6.4. M ETHODENKRITIK

Es gibt eine Vielzahl von zum Teil noch unbekannten und schwer zu erfassenden Einflüssen auf die Monozytensubpopulationen und ihrem Phänotyp. Schwer zu kontrollieren sind physiologische Veränderungen (z.B.: Stressreaktionen, Ernährung, Alkoholkonsum etc.) und umweltbedingte Einflussgrößen (zB Strahlung, Temperatur, Ozon etc.), welche die Monozytensubpopulationen und deren Phänotyp beeinflussen. Deshalb erfolgte in dieser Studie eine Adjustierung der Ergebnisse auf die bereits bekannten Einflussgrößen Alter, Geschlecht und kardiovaskuläre Risikofaktoren.

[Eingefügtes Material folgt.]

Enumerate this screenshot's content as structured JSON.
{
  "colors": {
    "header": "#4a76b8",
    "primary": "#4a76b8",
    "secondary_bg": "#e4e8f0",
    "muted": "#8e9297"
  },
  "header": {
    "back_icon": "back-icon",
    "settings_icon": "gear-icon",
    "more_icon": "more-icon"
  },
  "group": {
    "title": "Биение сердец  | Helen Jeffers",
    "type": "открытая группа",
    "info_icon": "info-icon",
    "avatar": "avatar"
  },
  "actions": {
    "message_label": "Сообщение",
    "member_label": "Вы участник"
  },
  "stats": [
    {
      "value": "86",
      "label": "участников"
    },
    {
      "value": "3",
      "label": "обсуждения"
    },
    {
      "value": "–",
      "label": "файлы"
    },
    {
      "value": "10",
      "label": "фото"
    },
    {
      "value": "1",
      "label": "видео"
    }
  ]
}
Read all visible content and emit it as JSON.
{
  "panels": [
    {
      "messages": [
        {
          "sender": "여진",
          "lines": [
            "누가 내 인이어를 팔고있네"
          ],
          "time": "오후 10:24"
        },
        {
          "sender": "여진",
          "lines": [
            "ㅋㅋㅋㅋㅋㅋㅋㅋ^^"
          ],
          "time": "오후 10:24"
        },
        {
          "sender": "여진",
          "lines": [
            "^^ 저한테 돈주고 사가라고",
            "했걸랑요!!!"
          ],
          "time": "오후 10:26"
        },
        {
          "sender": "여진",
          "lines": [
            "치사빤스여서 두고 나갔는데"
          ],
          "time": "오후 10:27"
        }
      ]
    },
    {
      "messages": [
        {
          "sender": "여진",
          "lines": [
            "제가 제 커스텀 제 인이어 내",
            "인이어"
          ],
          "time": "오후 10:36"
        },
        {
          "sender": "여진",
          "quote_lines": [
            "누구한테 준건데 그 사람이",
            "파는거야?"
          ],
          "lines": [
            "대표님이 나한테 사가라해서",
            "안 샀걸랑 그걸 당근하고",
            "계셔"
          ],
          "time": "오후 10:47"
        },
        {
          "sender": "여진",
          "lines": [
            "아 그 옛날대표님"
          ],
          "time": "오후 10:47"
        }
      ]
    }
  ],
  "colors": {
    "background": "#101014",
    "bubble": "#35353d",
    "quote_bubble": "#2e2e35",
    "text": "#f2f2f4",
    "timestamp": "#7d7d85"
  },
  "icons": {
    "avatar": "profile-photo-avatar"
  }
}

Die klinische Studie wurde von ärztlichem Fachpersonal durchgeführt und kontrolliert, um organisatorische, fachliche und labortechnische Störungen zu minimieren. Jeder einzelne Patient wurde persönlich auf die Ein- und Ausschlusskriterien geprüft. In der Studie wurden nur symptomatische Patienten eingeschlossen, die keine Intervention oder Operation in den letzten 3 Monaten hatten. Eine objektivierende Befunderhebung in der Anamnese und Diagnostik soll ein vergleichendes Ergebnis möglich machen.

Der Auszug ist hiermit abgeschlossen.